Sabtu, 11 Februari 2023

Pemuda Cinta Gereja Dan Bangsa

 



Pemuda Cinta Gereja Dan Bangsa

 

 

Sapardi Djoko Damono, dalam puisi berjudul “Bunga-bunga di taman,” menggambarkan bagaimana banyak bunga dengan jenis dan warna yang berbeda dalam satu taman yang sama (Damono, 1994: 11). Secara tidak langsung, puisi ini menggambarkan pula keadaan bangsa Indonesia yang majemuk. Indonesia dikatakan majemuk karena memiliki banyak suku, bahasa, adat-istiadat, budaya dan agama. Perbedaan-perbedaan inilah yang kemudian menghiasi dan mewarnai bangsa Indonesia.

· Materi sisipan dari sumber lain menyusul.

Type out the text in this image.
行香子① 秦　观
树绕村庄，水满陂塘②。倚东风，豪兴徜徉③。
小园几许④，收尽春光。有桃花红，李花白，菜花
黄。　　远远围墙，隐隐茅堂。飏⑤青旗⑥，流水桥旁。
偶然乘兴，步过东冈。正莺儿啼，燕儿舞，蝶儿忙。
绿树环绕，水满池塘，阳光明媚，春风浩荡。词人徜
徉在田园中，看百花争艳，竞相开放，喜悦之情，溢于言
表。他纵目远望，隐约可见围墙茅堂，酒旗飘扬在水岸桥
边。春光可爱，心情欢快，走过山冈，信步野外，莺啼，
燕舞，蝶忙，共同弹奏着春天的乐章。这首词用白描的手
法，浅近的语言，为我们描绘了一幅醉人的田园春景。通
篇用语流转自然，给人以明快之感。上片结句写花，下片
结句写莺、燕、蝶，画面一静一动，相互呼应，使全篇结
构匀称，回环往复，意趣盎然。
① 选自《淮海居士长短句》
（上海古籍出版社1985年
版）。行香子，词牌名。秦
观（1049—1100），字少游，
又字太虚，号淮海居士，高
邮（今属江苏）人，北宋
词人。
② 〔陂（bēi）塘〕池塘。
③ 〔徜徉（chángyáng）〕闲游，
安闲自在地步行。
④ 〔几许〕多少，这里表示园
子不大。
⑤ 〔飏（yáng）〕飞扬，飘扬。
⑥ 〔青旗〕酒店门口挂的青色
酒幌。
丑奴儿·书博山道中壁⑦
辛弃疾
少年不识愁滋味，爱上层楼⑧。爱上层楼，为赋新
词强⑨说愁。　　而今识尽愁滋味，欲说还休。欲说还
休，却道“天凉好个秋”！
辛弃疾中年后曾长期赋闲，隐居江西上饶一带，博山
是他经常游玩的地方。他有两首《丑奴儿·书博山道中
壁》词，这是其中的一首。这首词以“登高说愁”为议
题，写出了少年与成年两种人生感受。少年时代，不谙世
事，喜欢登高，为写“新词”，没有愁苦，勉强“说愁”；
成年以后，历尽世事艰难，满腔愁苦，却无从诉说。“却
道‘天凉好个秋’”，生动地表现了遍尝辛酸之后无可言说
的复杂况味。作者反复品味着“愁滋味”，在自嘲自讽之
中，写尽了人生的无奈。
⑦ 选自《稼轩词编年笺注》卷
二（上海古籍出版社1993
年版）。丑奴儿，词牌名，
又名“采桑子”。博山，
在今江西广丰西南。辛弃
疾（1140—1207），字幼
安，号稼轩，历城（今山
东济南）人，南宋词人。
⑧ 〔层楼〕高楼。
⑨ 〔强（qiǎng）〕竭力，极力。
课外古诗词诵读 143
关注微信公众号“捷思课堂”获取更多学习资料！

Kendati demikian, hidup dalam perbedaan tidaklah mudah, apa lagi bila perbedaan dijadikan alasan untuk melahirkan konflik. Memang konflik lumrah terjadi di dalam interaksi sosial, namun jika konflik itu tidak disikapi dengan bijak, maka dapat menimbulkan ketidaknyamanan yang berujung pada perpecahan bangsa dan negara. Lalu bagaimana cara untuk mengatasi dan mengantisipasi terjadi konflik dalam kehidupan dengan penuh perbedaan seperti ini? Emile Durkheim, seorang sosiolog menawarkan teori Keteraturan sosialnya, baik dalam masyarakat perkotaan maupun masyarakat pedesaan. Hematnya, Durkheim menjelaskan bagaimana keteraturan dalam masyarakat dapat tercipta melalui proses tertib sosial yang bersadarkan norma yang berlaku dalam masyarakat, hukum sebagai norma yang baku dan kaku yang pada akhirnya melahirkan sebuah pola keteraturan.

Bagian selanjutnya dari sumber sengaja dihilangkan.